The answer probably lies somewhere between those poles. Then-Vice Chancellor, now-Delaware Chief Justice, Leo Strine has criticized Lucian Bebchuk’s view of the “long-term” as “myopic” and as “sitcom-length rather than motion-picture-length“ (see FN 40). It seems intuitive that great firms, which have survived decades of competition, seek strategies that will be accretive over a longer timeframe than one or two or three years. A pharmaceutical CEO, for example, regularly makes decisions that will not impact customers for upwards of 10 years (i.e. the time it takes for a drug to go from discovery to FDA approval).
Academics might respond, in turn, that for practical purposes it is too difficult to develop airtight quantitative studies over a horizon beyond a few years; there are simply too many variables, too much “noise,” or too many disparate data sets to piece together. This may be true, but methodological challenges should mean that we treat these studies with a grain of salt, not that we change our normative expectations.

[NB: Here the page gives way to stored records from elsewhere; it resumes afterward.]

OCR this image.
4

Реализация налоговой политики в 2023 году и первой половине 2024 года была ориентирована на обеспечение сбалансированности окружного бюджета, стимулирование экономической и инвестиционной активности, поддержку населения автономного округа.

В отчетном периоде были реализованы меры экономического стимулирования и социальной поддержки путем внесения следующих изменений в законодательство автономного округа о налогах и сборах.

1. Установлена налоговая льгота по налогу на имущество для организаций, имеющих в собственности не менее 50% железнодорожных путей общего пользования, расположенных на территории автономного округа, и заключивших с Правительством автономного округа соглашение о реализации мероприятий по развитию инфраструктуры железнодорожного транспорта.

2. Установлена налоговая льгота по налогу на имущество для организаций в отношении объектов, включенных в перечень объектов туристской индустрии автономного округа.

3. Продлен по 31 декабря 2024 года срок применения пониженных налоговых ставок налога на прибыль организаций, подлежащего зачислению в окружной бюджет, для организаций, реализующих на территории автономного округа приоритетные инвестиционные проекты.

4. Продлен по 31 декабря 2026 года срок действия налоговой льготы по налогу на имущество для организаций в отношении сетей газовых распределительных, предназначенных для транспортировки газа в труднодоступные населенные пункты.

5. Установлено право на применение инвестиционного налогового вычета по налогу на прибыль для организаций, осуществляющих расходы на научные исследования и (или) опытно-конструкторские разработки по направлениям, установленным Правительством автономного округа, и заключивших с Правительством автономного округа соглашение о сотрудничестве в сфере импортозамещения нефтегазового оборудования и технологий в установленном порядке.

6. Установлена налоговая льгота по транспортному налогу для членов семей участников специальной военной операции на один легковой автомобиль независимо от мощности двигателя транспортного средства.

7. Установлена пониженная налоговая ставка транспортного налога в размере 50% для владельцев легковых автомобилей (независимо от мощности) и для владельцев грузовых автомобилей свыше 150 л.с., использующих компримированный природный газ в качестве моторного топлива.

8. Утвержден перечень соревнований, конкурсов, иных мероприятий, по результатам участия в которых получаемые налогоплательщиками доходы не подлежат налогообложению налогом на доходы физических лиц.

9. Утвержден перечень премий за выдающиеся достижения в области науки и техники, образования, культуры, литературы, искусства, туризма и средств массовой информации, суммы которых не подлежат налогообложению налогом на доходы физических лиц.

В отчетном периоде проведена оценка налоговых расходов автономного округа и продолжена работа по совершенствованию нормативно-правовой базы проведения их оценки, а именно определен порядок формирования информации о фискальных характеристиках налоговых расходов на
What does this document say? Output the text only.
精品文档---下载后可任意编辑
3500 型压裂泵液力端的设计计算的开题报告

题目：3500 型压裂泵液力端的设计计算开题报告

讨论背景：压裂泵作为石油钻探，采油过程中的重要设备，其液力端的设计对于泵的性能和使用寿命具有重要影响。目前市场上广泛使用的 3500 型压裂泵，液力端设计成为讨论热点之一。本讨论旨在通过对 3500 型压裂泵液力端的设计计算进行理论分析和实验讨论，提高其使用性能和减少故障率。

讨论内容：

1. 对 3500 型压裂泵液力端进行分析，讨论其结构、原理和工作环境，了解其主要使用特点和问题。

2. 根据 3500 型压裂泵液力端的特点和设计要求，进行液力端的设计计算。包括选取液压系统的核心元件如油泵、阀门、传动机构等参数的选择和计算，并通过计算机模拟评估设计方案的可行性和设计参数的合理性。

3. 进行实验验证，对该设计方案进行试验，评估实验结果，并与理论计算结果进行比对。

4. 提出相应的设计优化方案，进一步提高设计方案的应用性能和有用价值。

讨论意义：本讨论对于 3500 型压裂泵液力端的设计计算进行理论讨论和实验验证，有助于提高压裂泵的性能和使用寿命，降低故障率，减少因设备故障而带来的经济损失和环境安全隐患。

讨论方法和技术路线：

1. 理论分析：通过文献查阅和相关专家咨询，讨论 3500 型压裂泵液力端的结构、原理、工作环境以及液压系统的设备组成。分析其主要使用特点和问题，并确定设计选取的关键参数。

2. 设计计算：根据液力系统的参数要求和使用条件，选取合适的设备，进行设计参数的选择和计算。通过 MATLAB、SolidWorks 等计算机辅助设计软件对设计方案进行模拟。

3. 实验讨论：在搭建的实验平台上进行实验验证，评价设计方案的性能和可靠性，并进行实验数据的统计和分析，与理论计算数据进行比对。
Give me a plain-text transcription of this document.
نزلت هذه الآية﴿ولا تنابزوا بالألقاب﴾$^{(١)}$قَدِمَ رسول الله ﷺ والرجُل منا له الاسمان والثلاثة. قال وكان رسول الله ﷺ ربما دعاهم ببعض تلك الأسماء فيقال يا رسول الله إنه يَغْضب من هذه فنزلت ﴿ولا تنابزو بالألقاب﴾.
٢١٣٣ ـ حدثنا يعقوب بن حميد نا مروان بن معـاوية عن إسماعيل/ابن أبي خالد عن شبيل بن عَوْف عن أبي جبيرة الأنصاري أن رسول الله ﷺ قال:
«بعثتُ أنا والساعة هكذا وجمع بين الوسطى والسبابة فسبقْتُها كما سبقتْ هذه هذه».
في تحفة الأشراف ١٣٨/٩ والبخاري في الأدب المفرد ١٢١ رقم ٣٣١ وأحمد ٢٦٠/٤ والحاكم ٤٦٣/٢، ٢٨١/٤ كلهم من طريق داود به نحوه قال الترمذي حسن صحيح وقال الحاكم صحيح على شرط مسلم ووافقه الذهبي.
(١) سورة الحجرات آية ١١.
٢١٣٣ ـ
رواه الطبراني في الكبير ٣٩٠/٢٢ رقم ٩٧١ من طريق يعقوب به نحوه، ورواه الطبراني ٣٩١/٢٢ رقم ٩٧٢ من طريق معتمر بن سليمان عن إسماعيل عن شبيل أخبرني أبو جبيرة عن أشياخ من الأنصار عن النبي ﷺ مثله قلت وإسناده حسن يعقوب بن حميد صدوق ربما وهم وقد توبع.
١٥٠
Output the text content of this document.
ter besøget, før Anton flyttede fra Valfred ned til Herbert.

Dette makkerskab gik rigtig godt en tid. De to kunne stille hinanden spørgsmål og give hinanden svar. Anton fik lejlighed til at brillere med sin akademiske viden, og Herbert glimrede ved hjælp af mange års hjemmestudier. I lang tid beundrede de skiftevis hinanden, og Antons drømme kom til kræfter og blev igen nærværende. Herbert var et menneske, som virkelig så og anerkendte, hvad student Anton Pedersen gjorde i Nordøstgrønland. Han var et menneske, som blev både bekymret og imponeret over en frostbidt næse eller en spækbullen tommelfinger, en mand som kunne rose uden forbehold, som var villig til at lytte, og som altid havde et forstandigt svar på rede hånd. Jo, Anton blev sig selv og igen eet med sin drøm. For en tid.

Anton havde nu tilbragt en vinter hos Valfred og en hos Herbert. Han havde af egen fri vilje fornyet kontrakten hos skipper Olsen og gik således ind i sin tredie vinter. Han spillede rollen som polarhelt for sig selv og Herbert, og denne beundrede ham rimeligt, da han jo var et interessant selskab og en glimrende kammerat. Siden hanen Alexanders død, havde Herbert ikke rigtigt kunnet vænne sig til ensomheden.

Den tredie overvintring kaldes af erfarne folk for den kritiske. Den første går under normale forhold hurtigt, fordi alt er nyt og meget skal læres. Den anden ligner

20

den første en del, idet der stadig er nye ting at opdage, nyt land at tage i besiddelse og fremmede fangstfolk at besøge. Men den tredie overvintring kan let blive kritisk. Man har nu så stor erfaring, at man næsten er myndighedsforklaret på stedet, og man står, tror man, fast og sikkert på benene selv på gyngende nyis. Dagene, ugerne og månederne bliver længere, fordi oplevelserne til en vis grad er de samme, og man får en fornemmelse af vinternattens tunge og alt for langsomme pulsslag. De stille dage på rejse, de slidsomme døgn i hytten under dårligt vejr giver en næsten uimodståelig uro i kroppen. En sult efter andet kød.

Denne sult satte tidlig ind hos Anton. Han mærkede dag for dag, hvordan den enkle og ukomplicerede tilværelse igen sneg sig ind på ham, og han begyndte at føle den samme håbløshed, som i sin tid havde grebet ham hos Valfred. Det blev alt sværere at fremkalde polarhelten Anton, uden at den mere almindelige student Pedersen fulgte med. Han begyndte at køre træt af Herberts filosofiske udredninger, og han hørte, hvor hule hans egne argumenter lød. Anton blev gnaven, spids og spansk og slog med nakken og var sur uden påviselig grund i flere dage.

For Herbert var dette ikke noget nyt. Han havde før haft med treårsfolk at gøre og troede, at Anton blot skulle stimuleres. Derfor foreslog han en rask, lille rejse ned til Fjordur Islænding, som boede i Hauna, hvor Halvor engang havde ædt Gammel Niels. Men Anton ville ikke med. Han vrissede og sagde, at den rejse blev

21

In sum, fresh eyes reveal that high-level debates can overlook basic methodological questions. Far from a novel concept, we must remember that numbers don’t tell the whole story: quantitative rigor does not obviate human judgment, nor does it capture the ephemeral ways that market events impact society. The academy, the regulators, and the courts all embrace empirical, quantitative studies because they provide useful evidence. And yet, there is still an important place for qualitative analysis that affixes values alongside value.
What is the question we are trying to answer? How does a particular study’s methodology contribute to answering that question? How does a study’s assumptions strengthen or weaken its explanatory power? By asking basic questions such as these, we are reminded that transparency is invaluable not only for functioning capital markets, but for constructive scholarship and debate.